Iceland Just Priced Itself Out of the Cruise Market—And It's Costing Them BIG

5 min read
Cruise News

Iceland's new $18-per-day cruise tax is backfiring spectacularly—bookings have crashed by 50%+ through 2027. Here's why cruise ships are abandoning this once-hot destination.

Iceland Just Priced Itself Out of the Cruise Market—And It's Costing Them BIG

Remember when Iceland was the hottest cruise destination in Northern Europe? Well, that might be coming to an end faster than anyone expected.

A new tax that went into effect on January 1, 2025, is driving cruise ships away from Iceland’s stunning fjords and volcanic landscapes—and the numbers are absolutely devastating. According to Cruise Industry News, advance bookings through 2027 have plummeted by more than 50 percent at certain Icelandic ports.

Yes, you read that right. More than half of future cruise visits… gone.

The $18-Per-Day Tax That Changed Everything

Here’s what happened: Iceland introduced a new infrastructure tax requiring cruise passengers to pay 2,500 ISK (approximately $18) per day while visiting ports in the country. Government officials projected this fee would generate over $10 million in annual revenue.

Sounds reasonable, right? Fund some infrastructure improvements with tourist dollars?

The problem is that $18 per day substantially exceeds comparable fees in neighboring cruise destinations. And cruise lines—already operating on tight margins and fierce competition—are doing exactly what you’d expect: they’re taking their ships (and their passengers’ money) elsewhere.

Rural Communities Are Getting Crushed

While Reykjavik might weather this storm thanks to its status as Iceland’s capital and primary port, it’s the smaller, rural communities that are facing an economic crisis.

These tourism-dependent towns relied on cruise ship visits to sustain local businesses, restaurants, tour operators, and shops. Now they’re watching those ships literally sail past their shores to ports in Norway, the Faroe Islands, and Greenland instead.

Sigurður Jökull Ólafsson, managing director of Cruise Iceland, submitted data to the Parliamentary Committee on Economic Affairs and Trade showing just how serious the situation has become. The decline is “particularly severe” outside the capital, according to the report.

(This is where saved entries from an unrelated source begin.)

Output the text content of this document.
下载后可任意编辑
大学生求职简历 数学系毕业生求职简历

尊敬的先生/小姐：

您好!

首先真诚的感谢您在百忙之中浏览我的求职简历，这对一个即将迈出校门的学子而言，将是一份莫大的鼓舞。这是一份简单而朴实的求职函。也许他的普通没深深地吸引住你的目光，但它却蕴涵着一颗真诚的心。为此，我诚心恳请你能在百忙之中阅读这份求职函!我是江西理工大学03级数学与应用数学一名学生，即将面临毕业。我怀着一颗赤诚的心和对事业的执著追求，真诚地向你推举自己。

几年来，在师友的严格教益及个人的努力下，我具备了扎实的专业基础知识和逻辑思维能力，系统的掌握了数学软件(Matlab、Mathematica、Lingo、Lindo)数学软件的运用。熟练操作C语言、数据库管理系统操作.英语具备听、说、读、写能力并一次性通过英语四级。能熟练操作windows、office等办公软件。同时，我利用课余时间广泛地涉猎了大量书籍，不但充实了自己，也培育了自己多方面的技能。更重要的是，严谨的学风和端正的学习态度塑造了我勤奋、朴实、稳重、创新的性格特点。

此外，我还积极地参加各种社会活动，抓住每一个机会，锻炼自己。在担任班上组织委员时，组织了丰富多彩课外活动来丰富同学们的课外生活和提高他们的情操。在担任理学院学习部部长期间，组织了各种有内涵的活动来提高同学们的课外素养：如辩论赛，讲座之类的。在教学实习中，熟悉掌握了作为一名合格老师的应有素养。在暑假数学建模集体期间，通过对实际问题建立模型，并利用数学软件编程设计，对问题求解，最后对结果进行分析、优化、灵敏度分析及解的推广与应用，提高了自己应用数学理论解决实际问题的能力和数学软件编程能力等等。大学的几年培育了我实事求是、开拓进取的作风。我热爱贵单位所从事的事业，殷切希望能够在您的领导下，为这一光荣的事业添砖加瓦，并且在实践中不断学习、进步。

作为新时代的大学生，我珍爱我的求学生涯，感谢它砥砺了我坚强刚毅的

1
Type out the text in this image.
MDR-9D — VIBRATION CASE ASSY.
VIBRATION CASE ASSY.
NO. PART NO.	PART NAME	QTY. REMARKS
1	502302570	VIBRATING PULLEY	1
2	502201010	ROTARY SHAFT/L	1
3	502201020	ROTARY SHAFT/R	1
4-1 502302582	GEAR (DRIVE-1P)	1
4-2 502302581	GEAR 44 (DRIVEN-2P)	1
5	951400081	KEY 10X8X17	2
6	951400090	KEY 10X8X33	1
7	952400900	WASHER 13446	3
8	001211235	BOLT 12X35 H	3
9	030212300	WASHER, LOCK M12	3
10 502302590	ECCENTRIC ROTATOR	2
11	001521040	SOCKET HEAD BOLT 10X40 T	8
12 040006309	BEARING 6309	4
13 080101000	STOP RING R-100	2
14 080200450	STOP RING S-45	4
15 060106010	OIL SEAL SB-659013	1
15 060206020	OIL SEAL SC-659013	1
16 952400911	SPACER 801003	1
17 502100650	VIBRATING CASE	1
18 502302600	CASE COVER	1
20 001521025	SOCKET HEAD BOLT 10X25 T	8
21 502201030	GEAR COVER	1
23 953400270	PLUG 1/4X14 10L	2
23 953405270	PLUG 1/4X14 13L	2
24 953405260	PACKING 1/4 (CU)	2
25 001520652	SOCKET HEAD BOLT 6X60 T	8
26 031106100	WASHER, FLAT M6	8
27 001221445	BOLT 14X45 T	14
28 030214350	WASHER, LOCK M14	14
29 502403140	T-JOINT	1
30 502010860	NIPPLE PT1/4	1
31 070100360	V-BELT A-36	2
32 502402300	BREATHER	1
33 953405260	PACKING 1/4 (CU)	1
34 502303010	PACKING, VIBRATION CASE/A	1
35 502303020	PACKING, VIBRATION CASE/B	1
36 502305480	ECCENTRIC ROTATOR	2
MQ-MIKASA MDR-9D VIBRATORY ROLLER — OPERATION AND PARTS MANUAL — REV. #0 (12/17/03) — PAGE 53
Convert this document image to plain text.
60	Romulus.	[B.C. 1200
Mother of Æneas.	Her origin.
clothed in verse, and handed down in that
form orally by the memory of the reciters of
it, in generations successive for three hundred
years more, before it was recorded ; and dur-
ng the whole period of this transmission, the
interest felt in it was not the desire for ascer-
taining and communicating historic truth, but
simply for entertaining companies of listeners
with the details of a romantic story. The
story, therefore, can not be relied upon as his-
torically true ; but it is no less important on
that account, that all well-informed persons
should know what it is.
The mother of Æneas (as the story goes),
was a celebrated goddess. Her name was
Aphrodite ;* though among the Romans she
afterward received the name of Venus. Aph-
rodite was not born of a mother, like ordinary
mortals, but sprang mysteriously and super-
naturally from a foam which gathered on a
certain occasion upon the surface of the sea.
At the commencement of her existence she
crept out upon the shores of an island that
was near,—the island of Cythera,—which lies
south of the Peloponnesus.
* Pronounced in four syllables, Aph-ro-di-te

The Cruise Lines Are Speaking Out

MSC Cruises didn’t mince words about the new tax. Francesco de Curtis, MSC’s Port Operations Director, raised concerns about the fee’s impact on Iceland’s competitiveness as a cruise destination.

When you’re a cruise line planning itineraries years in advance, you’re constantly balancing costs, passenger demand, and the value each port provides. If one destination suddenly becomes significantly more expensive than comparable alternatives, the math changes quickly.

And cruise lines have plenty of alternatives. The North Atlantic and Northern Europe regions offer dozens of spectacular ports that are now more cost-effective than Iceland.

What This Means for Cruisers

If you’ve been dreaming of a cruise to Iceland, you might want to book sooner rather than later—because these itineraries are disappearing from cruise line schedules.

The ships that do continue calling at Icelandic ports will likely pass along at least some of that $18-per-day tax to passengers through higher cruise fares or port fees. So not only are there fewer options, but the ones that remain could cost you more.

For cruise lines, this is a clear signal that even beloved destinations aren’t immune to being dropped from itineraries if the economics don’t work. Iceland’s dramatic landscapes and unique cultural experiences made it a bucket-list destination for many cruisers, but apparently not $18-per-day bucket-list worthy when similar experiences are available elsewhere for less.

The Bigger Picture

This situation highlights a growing tension in the cruise industry: destinations want to capitalize on cruise tourism revenue (and manage overtourism concerns) through taxes and fees, while cruise lines need to keep their products competitively priced.

Iceland chose to go aggressive with its infrastructure tax. The result? They’re finding out exactly how price-sensitive the cruise industry really is.

The 50+ percent drop in advance bookings through 2027 suggests this isn’t just cruise lines making empty threats or minor itinerary adjustments. This is a fundamental shift away from Iceland as a cruise destination.

Whether Iceland will reconsider the tax level or double down on their decision remains to be seen. But for now, one of the world’s most spectacular cruise destinations is watching ships—and millions in tourism revenue—sail away.